Quelle est sa posologie ?
La Dépakine se prend le plus souvent sous la forme de comprimés à avaler, de préférence au cours des repas pour limiter les risques de troubles digestifs. La Haute autorité de Santé recommande la posologie suivante : 20 à 30 mg/kg par jour, répartis en deux ou trois prises.
► Voir la fiche médicament de la Dépakine : posologie, précautions d'emploi, interactions médicamenteuses...
Quels sont les génériques de la Dépakine ?
→ Médicaments princeps (non génériques). La Dépakine® est disponible le plus souvent sous la forme de comprimés (200 mg ou 500 mg), mais également en sirop (57.64 mg/ml) ou en solution buvable (200 mg/ml). Tous ces médicaments sont disponibles sur ordonnance (liste II) et sont remboursables à 65% par l'Assurance maladie. D'autres médicaments ont pour molécule active un dérivé du valproate de sodium (divalproate de sodium, valpromide...). Il s'agit de : Dépakote®, Dépamide®, Micropakine®.

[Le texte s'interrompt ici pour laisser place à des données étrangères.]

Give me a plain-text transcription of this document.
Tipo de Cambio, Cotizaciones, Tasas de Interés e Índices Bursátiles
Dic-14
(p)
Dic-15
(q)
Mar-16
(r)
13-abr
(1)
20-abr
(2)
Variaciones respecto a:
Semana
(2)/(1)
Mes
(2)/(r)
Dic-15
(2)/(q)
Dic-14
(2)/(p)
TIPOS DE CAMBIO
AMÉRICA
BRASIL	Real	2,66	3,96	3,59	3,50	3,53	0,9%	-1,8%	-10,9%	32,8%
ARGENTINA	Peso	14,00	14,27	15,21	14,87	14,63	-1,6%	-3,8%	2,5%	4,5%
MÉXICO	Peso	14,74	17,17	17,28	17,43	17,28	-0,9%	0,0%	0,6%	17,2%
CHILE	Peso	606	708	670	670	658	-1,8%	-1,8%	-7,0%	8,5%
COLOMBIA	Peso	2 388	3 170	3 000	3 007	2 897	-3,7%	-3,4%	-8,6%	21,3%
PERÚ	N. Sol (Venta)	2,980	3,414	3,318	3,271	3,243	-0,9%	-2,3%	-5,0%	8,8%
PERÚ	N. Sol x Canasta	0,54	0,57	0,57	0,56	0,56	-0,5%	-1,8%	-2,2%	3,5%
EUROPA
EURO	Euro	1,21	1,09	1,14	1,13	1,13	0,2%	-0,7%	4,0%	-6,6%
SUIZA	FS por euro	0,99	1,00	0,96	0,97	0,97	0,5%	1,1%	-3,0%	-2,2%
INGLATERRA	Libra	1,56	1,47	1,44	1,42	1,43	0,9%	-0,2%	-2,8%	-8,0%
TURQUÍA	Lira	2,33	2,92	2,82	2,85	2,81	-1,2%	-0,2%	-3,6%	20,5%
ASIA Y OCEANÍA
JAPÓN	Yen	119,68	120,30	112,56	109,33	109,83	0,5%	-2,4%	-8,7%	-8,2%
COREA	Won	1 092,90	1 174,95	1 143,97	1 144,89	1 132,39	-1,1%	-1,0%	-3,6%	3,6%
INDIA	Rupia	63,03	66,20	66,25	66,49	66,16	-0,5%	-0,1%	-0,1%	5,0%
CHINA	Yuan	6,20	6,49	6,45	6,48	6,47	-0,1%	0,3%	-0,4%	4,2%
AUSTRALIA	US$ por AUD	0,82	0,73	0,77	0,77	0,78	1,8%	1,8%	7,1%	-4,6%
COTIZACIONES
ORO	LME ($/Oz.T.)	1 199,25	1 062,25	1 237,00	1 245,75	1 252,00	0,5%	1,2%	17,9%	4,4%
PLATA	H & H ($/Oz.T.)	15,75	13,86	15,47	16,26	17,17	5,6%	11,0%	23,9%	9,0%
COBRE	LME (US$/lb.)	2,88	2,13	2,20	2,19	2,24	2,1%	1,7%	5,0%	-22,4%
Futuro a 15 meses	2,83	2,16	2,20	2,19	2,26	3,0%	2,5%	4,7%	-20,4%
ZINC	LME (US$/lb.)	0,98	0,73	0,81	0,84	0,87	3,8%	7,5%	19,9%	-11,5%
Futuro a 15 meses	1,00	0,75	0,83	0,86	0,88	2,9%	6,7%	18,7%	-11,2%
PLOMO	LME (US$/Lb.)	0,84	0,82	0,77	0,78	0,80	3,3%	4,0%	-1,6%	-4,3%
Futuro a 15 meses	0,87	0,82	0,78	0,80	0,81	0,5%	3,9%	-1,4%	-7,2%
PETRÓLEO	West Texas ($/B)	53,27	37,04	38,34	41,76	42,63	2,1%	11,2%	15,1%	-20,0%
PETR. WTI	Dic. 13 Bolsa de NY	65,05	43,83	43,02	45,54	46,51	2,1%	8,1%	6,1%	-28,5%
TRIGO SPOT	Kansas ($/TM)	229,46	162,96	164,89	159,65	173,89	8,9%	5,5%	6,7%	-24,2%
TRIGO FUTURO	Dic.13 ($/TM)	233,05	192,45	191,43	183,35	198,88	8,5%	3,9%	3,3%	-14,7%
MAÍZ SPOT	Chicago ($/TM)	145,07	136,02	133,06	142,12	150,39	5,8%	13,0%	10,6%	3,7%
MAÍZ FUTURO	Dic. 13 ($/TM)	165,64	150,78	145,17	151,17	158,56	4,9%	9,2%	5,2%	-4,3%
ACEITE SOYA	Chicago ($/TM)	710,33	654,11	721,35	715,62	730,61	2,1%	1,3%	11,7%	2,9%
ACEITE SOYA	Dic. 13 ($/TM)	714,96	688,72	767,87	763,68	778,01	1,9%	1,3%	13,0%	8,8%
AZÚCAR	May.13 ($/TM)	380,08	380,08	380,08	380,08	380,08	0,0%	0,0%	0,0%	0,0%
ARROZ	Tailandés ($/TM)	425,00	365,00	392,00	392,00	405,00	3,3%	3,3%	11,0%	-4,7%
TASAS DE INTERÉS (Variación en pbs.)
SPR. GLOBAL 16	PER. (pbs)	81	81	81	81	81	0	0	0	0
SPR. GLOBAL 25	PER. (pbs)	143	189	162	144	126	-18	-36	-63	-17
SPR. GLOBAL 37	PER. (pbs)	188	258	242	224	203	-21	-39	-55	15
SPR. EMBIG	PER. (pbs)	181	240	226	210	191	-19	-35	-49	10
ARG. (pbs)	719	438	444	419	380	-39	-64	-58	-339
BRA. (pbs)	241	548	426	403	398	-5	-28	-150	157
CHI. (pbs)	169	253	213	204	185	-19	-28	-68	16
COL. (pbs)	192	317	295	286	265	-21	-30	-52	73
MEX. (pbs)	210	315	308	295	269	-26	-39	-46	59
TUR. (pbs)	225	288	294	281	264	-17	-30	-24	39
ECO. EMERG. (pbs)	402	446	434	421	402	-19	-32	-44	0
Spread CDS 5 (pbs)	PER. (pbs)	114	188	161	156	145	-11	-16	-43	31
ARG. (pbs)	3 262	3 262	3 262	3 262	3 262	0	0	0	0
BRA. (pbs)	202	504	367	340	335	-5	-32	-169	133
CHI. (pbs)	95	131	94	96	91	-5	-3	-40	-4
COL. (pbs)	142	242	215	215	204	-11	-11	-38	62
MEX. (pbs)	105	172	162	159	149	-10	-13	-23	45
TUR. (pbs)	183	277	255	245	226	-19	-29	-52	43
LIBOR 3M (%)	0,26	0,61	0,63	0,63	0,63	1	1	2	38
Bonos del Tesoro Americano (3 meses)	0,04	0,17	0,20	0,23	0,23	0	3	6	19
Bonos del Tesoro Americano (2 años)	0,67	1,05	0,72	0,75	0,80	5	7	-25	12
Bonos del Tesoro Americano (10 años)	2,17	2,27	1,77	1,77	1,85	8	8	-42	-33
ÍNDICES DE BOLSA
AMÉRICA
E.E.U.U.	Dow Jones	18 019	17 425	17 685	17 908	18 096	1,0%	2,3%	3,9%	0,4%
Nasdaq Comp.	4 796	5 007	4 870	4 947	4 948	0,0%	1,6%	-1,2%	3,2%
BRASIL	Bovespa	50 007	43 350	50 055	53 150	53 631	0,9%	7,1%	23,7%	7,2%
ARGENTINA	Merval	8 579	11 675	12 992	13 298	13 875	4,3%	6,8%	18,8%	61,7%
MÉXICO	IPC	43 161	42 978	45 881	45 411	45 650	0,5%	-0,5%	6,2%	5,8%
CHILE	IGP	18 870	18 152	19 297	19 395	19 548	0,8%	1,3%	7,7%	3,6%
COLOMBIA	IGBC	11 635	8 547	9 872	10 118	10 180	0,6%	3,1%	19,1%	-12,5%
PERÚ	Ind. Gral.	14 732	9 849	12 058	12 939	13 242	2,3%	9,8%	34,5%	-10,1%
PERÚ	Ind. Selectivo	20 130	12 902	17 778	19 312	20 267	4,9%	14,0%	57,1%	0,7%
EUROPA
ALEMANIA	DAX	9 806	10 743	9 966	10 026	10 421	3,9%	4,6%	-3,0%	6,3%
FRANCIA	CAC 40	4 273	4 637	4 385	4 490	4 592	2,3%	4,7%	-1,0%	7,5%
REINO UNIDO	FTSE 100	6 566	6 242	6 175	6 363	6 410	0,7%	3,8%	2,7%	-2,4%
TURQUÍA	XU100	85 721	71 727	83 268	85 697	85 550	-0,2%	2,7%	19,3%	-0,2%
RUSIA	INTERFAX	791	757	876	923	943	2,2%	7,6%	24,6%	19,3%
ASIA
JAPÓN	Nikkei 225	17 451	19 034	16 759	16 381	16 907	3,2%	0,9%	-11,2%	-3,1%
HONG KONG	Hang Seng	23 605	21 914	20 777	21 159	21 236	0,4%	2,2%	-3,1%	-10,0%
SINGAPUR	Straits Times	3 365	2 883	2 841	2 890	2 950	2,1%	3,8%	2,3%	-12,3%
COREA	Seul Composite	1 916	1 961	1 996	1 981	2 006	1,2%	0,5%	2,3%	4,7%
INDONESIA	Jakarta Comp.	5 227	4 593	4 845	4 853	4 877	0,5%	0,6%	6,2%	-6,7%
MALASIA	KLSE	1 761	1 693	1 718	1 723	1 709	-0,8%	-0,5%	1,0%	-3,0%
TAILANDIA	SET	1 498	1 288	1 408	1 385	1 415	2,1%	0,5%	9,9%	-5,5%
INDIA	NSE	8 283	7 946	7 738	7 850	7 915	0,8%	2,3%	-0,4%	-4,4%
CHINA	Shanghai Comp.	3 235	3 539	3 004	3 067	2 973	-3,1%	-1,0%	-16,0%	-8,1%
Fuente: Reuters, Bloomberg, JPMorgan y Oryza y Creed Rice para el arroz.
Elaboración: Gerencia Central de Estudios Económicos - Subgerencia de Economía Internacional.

→ Génériques de la Dépakine commercialisés en France : Valproate de sodium Arrow®, Valproate de sodium Biogaran®, Valproate de sodium EG®, Valproate de sodium Mylan®, Valproate de sodium Sandoz®, Valproate de sodium Teva Santé®, Valproate de sodium Zentiva®.
Sources : Base de données publiques des médicaments / Dossier Valproate et dérivés, ANSM.